Pernyataan tersebut menjadi sinyal bahwa persidangan ini tidak hanya berhenti pada nama-nama di permukaan, tetapi berpotensi menyeret siapa pun yang terlibat dalam proses pengambilan keputusan.
Selain Aliong Mus, JPU Kejari Pulau Taliabu juga menghadirkan dua saksi lain, yakni Suprayitno Ambarak selaku mantan Kepala Dinas Pekerjaan Umum dan Tri Lestari, mantan Sespri Kaban BPKAD.

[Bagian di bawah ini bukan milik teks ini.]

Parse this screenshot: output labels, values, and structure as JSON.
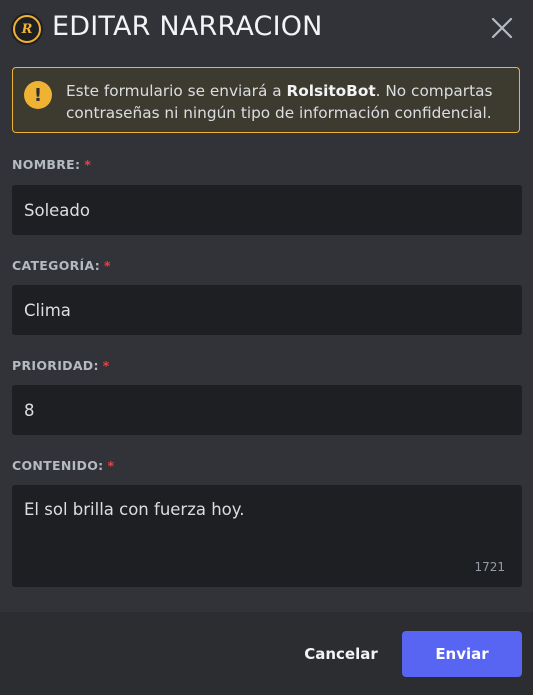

Ketiganya memberikan keterangan untuk tiga terdakwa: Fransiska Subang, Irwan Mansur, dan Hamka, yang sebelumnya telah ditetapkan sebagai tersangka oleh tim penyidik Pidana Khusus (Pidsus) Kejari Kabupaten Pulau Taliabu.
Sidang masih akan berlanjut. Namun satu hal mulai terang: aliran penyertaan modal Rp1,5 miliar ini bukan sekadar angka di atas kertas, melainkan persoalan serius yang kini dibedah satu per satu di meja hijau.